Question : Based on the facts that you know so far, what is the primary way that a child will express displeasure with something such as, for a wild example “feeling like absolute and utter horseshit”?
a) Screaming at the top of her lungs.
b) Screaming at the top of her lungs.
c) Screaming at the top of her lungs.
d) Screaming at the top of her lungs.
If you answered “Screaming at the top of her lungs.”, you are correct! You are now fully fledged to be a new parent, and I highly encourage you to perform many dangerous and life threatening activities before you regain your senses.
Now, besides the predictable effects of you losing your hearing and your patience there is another part to the fallout of having a sick child screaming in your face whenever the chance presents itself (which is always).
Blessedly, she lost her voice.
Almost instantly, she went from 11 on the dial to “mute”, and life became bearable again.
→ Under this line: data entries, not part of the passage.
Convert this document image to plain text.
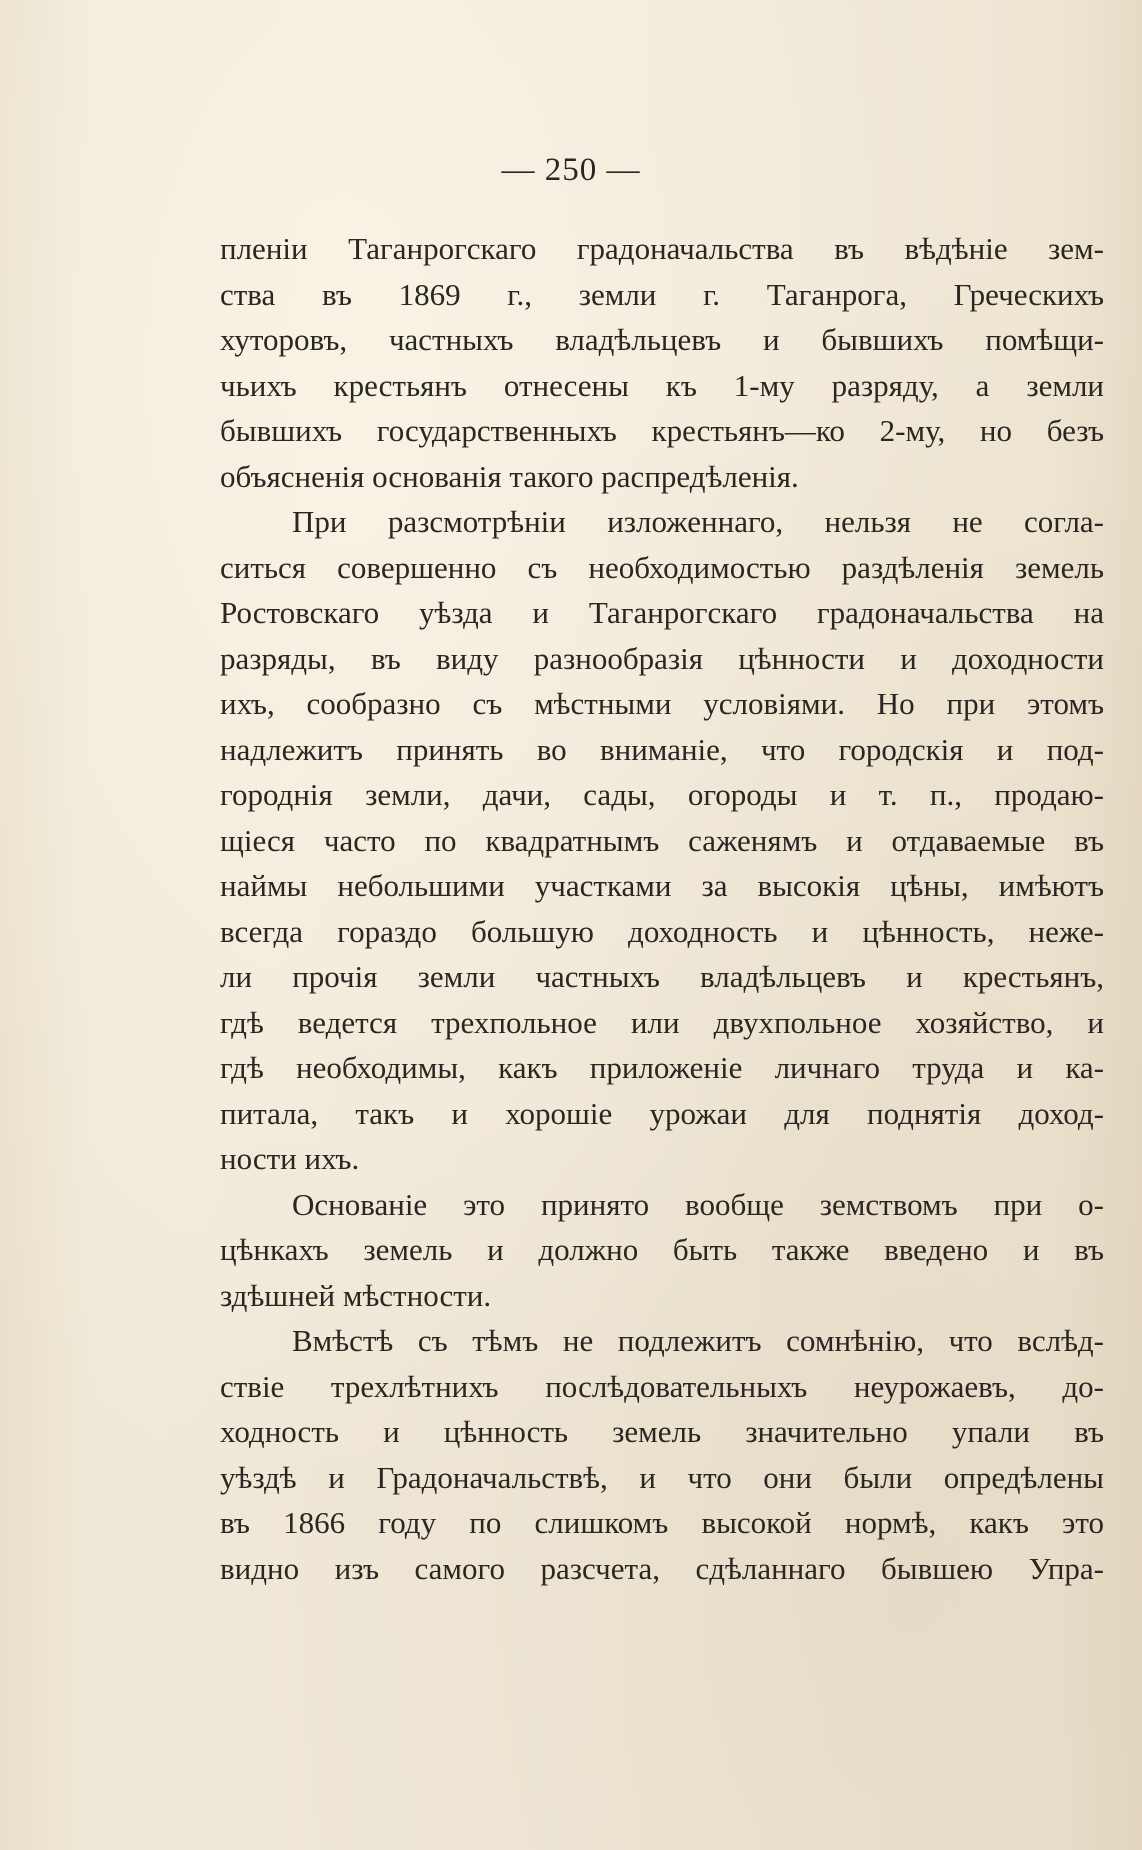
— 250 —
пленіи Таганрогскаго градоначальства въ вѣдѣніе зем-
ства въ 1869 г., земли г. Таганрога, Греческихъ
хуторовъ, частныхъ владѣльцевъ и бывшихъ помѣщи-
чьихъ крестьянъ отнесены къ 1-му разряду, а земли
бывшихъ государственныхъ крестьянъ—ко 2-му, но безъ
объясненія основанія такого распредѣленія.
При разсмотрѣніи изложеннаго, нельзя не согла-
ситься совершенно съ необходимостью раздѣленія земель
Ростовскаго уѣзда и Таганрогскаго градоначальства на
разряды, въ виду разнообразія цѣнности и доходности
ихъ, сообразно съ мѣстными условіями. Но при этомъ
надлежитъ принять во вниманіе, что городскія и под-
городнія земли, дачи, сады, огороды и т. п., продаю-
щіеся часто по квадратнымъ саженямъ и отдаваемые въ
наймы небольшими участками за высокія цѣны, имѣютъ
всегда гораздо большую доходность и цѣнность, нeже-
ли прочія земли частныхъ владѣльцевъ и крестьянъ,
гдѣ ведется трехпольное или двухпольное хозяйство, и
гдѣ необходимы, какъ приложеніе личнаго труда и ка-
питала, такъ и хорошіе урожаи для поднятія доход-
ности ихъ.
Основаніе это принято вообще земствомъ при о-
цѣнкахъ земель и должно быть также введено и въ
здѣшней мѣстности.
Вмѣстѣ съ тѣмъ не подлежитъ сомнѣнію, что вслѣд-
ствіе трехлѣтнихъ послѣдовательныхъ неурожаевъ, до-
ходность и цѣнность земель значительно упали въ
уѣздѣ и Градоначальствѣ, и что они были опредѣлены
въ 1866 году по слишкомъ высокой нормѣ, какъ это
видно изъ самого разсчета, сдѣланнаго бывшею Упра-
Now, I know that this makes me a terrible person, father, and generically a rotten human being, but there could have been no greater blessing to our family than my daughter’s voice being taken from her at that time. Her face still turned red, but instead of foundation shattering blasts, we were treated to a gentle breeze, not unlike that of a personal cooling fan.
For the next few weeks we were able to coddle and tend to our sick infant in the ways that parents should, rather than doing what instinct and sheer desperation was driving us to do.
There was a downside to this, of course, as there always is with a baby. And no, this time that downside is not the fact that the baby is covered in poop from her armpits to her toes.
The downside in this case was that the times when she was happy, she would try to make the adorable baby “coo” noise which is honestly about the only reason that this species gets fooled into even being in the same room as a member of the opposite species any more. This coo noise is that important. Seriously, without that noise even the most hardcore hippies and pro-lifers would not only run screaming, but be the chief lobbyists of the ZPG movement.
So, combine that with mini Darth Vader HIIIIIIIIIIISSSHHHH KIIIIIIIIISSKKKing in your ear (from the other room) and our house was not a happy one for a good few weeks.